Wednesday, January 16, 2013

All Software Development is Schema Management

Before you automatically disagree, stop a bit and think about it.  Can you think of any code you have ever written that did not handle data of some sort?  Of course not.  This is not about relational data either, it is about any data.  There is no software that does not process data.  Even the textbook example of some function that squares a number is processing the parameter and returning a value.  The first line of that function, in most languages, names the input parameter and its type.  That is a schema.

This remains true as you climb out of the toy textbook examples into simple one-off programs into small packages and ultimately to apps that build to megabytes of executables running on a rack (or a floor) of servers.  Just as each method call has parameters, so does each class have its attributes, every table its columns, every XML file its XSD (or so we hope) and that code works if and only if everybody on the team understood what was supposed to happen to the data.


Are We Talking UI or Platform or Middleware?

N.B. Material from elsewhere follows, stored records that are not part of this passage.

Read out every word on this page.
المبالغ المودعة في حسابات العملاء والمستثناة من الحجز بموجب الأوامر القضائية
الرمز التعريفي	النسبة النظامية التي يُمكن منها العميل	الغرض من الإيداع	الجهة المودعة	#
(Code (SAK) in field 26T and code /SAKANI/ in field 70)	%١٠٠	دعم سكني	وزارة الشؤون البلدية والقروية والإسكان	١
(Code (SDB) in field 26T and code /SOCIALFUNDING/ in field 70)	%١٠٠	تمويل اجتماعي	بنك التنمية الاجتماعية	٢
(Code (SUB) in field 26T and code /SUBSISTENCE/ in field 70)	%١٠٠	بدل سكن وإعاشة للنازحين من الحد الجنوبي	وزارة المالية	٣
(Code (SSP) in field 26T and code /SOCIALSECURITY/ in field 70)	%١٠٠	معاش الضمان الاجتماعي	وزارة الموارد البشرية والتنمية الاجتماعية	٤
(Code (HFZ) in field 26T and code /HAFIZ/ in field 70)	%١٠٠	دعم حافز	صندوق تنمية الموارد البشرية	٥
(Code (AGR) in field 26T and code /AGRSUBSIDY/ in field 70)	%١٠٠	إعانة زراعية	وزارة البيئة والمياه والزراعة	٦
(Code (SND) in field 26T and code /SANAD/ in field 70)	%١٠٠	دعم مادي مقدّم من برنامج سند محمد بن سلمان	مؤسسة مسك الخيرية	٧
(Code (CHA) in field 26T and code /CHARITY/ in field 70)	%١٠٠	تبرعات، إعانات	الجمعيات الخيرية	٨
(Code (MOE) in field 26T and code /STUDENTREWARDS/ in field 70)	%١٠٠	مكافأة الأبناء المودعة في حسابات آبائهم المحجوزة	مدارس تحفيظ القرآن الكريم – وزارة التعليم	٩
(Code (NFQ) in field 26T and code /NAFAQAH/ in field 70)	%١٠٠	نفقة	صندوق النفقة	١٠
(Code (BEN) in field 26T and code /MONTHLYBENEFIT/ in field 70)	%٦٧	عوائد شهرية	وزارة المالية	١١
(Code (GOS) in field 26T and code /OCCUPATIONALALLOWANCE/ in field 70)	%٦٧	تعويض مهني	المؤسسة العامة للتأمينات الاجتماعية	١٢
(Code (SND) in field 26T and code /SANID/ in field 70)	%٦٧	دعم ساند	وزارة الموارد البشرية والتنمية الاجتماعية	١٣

Generally today we are talking about the server side of things.  This is about any project that is going to take a user request and consult a data store: the file system, a search engine, a database, a NoSQL database, or an XML database.  If you go to the disk, that is what we are talking about.


New Versions Are (Almost Always) About Schema Changes


So imagine you've got some working code.  Maybe a single script file, or perhaps a library or package, or maybe some huge application with hundreds of files.  It is time to change it.  In my experience new code means some kind of change to the schema.

I cannot prove that, nor do I intend to try.  It is a mostly-true not an always-true.


Schema Here Does Not Mean Relational


This is not about relational schemas, though they are included.  If you are using Mongo or some other NoSQL Database which does not manage the schema for you, it just means you are managing the schema yourself somewhere in code.   But since you cannot write code that has no knowledge of the structure of the data it handles, that schema will be there somewhere, and if the code changes the schema generally changes.


Does It Need To Be Said?


Sometimes you will find yourself in a situation where people do not know this.  You will notice something is wrong, they first symptom is that the conversation does not appear to be proceeding to a conclusion.  Even worse, people do not seem to know what conclusion they are even seeking.  They do not know that they are trying to work out the schema, so they wander about the requirements trying to make sense of them.

Order and progress can be restored when somebody ties the efforts down to the discovery and detailing of the schema.  The question is usually, "What data points are we handling and what are we doing to them?"